Do Plants Need Copper?
By Atom Bergstrom
Re: How can you tell if a plant is deprived of copper?
Muhammad Shahbaz, Karl Ravet, Graham Peers, & Marinus Pilon (“Prioritization of copper for the use in photosynthetic electron transport in developing leaves of hybrid poplar,” Frontiers in Plant Science, Jun. 3, 2015) wrote …
“Copper (Cu) is a redox-active transition metal essential for plant growth and development. The reversible oxidation-reduction makes Cu very valuable as a cofactor in several metalloproteins. Cu-proteins in plants include PC, cytochrome-c oxidase, the ethylene receptors, copper/zinc superoxide dismutase (Cu/ZnSOD), ascorbate oxidase, amine-oxidase, laccase (LAC), plantacyanin and polyphenol oxidase (PPO).”
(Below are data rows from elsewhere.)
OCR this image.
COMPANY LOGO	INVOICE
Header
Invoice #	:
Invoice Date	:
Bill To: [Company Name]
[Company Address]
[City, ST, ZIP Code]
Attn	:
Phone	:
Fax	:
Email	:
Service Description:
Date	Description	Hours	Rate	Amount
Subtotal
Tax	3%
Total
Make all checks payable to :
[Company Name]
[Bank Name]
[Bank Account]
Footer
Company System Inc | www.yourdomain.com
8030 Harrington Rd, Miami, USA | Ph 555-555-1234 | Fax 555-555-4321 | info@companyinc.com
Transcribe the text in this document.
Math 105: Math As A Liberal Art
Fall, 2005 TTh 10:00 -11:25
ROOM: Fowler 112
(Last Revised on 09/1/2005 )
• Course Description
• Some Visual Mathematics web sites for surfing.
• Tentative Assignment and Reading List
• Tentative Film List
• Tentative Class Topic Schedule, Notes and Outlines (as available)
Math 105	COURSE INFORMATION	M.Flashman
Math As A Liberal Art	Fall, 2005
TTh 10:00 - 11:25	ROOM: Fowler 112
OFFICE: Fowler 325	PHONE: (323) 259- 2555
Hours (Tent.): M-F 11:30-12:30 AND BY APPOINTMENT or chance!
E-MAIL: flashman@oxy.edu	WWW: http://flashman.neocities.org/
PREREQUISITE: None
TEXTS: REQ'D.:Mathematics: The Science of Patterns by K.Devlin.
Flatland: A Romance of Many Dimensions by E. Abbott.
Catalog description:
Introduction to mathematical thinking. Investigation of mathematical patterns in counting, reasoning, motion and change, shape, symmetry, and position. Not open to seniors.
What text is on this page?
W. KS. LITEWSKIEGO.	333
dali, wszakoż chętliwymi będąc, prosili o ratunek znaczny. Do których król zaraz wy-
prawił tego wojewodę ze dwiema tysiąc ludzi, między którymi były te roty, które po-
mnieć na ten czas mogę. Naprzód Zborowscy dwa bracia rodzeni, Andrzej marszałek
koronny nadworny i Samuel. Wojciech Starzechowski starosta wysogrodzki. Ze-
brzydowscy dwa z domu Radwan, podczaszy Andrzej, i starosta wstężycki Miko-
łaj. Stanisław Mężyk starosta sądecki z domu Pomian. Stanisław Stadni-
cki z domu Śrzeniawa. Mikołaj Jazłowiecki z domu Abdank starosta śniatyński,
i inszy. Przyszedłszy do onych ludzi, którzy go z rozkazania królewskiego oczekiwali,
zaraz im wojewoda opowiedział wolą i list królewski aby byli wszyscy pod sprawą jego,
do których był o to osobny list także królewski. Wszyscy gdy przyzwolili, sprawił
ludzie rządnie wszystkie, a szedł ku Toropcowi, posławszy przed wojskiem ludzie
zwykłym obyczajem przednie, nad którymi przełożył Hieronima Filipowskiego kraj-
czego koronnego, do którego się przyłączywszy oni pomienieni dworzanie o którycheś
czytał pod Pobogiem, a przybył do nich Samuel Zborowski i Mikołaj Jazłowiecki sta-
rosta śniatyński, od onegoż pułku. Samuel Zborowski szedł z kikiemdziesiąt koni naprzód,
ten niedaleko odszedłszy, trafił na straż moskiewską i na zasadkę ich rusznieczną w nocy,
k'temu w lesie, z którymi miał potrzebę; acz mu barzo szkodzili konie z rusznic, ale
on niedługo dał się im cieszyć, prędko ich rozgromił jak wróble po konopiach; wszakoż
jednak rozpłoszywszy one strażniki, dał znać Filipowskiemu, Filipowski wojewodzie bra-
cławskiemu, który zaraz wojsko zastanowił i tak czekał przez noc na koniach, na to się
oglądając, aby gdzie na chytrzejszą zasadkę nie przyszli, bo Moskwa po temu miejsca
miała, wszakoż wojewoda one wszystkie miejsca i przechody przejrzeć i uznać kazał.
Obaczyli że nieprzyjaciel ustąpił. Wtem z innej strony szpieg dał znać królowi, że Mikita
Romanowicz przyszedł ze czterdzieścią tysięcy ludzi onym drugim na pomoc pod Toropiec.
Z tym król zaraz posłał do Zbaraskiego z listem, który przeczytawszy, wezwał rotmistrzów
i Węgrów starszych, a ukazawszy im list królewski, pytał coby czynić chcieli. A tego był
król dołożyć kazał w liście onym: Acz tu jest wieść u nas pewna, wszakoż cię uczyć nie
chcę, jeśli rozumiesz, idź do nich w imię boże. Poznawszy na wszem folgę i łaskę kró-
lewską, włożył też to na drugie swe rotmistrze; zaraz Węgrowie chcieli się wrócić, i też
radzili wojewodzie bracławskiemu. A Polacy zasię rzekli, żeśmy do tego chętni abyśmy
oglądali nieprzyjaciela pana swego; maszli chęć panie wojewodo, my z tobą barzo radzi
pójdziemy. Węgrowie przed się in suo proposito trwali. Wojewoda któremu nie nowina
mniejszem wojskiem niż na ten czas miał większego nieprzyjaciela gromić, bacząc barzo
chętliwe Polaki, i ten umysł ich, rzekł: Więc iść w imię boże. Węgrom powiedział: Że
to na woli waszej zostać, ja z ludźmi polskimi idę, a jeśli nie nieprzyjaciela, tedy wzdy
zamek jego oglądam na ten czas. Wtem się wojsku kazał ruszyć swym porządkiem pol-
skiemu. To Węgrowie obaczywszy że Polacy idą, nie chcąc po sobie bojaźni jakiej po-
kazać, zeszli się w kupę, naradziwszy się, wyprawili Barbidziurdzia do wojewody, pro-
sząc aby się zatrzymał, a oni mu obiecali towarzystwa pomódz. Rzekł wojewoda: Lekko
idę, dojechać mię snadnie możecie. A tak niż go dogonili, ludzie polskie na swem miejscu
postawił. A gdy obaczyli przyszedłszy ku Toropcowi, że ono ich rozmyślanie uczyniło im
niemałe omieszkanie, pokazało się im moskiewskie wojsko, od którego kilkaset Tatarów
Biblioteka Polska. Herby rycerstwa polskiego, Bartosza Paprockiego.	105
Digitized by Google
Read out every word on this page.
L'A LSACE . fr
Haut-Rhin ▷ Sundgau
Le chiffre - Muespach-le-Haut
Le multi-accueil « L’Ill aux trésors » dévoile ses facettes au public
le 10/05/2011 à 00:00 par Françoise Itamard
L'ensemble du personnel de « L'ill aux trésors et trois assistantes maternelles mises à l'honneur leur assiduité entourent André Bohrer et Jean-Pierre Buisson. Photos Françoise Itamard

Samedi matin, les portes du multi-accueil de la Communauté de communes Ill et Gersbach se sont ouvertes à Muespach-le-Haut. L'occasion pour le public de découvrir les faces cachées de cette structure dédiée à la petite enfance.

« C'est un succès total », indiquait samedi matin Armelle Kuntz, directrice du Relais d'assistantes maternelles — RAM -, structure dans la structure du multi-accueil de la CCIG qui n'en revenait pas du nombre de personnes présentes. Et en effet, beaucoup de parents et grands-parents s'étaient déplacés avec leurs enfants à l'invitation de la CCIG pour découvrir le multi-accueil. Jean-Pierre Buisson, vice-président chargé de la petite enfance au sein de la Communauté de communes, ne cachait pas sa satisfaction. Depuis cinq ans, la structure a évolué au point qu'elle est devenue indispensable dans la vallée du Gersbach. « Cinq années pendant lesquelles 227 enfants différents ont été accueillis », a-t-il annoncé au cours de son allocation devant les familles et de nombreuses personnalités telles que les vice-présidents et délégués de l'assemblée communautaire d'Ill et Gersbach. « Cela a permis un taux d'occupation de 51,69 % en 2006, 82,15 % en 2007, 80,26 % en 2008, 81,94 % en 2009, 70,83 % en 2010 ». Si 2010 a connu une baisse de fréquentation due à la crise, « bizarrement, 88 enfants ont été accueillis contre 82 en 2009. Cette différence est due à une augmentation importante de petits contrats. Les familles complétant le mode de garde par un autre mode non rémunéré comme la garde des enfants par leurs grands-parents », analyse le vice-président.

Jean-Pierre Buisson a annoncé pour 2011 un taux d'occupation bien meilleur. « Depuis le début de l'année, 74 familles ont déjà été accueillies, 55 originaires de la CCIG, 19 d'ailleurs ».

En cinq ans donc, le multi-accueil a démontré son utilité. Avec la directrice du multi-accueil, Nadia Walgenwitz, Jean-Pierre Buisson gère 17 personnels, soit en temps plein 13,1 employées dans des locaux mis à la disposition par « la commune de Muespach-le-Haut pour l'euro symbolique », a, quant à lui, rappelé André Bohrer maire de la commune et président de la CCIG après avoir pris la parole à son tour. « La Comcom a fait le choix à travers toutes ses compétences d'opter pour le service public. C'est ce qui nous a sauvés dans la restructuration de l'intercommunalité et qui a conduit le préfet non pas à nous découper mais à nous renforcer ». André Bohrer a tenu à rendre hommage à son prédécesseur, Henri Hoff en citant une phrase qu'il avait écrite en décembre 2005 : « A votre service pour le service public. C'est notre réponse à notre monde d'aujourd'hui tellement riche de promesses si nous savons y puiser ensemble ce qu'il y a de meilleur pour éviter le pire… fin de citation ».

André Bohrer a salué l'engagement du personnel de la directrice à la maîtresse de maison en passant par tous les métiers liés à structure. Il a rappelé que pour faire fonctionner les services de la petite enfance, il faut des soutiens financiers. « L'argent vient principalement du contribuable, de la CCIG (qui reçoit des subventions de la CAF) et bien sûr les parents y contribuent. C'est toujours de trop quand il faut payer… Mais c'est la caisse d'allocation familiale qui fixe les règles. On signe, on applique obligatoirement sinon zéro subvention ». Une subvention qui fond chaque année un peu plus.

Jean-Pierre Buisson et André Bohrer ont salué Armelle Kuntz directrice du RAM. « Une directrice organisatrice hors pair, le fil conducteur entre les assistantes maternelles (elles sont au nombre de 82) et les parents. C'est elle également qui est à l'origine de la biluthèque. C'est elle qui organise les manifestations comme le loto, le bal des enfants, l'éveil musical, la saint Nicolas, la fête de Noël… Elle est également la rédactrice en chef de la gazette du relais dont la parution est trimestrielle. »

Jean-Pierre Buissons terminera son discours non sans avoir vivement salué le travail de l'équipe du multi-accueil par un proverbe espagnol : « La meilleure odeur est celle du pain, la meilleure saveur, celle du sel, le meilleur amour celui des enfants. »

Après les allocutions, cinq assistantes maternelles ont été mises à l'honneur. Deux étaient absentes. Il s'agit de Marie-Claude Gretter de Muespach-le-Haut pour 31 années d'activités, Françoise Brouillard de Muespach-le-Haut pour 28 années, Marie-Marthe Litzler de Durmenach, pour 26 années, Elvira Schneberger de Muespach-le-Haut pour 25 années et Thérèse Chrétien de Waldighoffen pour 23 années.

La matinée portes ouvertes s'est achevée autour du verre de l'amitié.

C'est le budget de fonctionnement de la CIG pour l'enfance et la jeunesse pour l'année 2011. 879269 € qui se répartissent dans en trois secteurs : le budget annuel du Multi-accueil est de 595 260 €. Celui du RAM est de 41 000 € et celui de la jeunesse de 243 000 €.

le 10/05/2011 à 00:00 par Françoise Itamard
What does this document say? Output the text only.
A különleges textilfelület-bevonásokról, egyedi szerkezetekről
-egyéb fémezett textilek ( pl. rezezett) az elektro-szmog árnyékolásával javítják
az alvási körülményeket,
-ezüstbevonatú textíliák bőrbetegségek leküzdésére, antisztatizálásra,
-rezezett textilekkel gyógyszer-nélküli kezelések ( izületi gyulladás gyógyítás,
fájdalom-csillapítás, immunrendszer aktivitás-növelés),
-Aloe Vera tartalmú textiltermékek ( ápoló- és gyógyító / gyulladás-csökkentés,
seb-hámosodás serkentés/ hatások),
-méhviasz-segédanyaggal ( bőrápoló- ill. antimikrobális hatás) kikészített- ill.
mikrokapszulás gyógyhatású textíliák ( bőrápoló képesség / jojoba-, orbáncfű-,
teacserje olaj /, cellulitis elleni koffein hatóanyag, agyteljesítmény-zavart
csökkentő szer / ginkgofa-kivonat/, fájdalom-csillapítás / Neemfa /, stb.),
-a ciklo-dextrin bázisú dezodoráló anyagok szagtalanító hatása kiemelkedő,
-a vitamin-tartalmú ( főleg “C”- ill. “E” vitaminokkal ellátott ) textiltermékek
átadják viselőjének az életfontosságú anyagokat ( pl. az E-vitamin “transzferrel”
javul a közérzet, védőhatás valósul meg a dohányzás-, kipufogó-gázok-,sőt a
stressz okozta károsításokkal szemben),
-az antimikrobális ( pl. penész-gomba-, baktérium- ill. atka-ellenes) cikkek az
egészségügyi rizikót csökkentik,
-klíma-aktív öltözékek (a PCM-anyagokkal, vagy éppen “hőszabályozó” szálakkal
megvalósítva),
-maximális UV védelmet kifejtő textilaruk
According to the same source …
“Typical symptoms of Cu deficiency include stunted growth due to defects in apical meristems, chlorosis, curling of leaf margins, defects in photosynthetic activity and altered plant morphology (Marschner, 1995; Kopsell and Kopsell, 2007). Furthermore, because Cu is not a mobile element, it is not efficiently redistributed from old leaves (OL) to young leaves (YL), meristems, and reproductive organs. Therefore deficiency symptoms manifest themselves first in young developing tissues resulting also in reduced fertility (Marschner, 1995; Kopsell and Kopsell, 2007). Symptoms of Cu deficiency can be species-specific and often depend on the stage of deficiency (Kopsell and Kopsell, 2007). Cereals can undergo lodging while in trees wood quality and production can be severely affected during Cu deprivation (Ruiter, 1969; Voelker et al., 2010).”
Re: “Cereals can undergo lodging”? What the heck is “lodging”?
Lodging is the “permanent displacement of cereal stems from their vertical position.”
It can reduce cereal crop yields by as much as 80%.
Excess nitrogen fertilizer also causes lodging.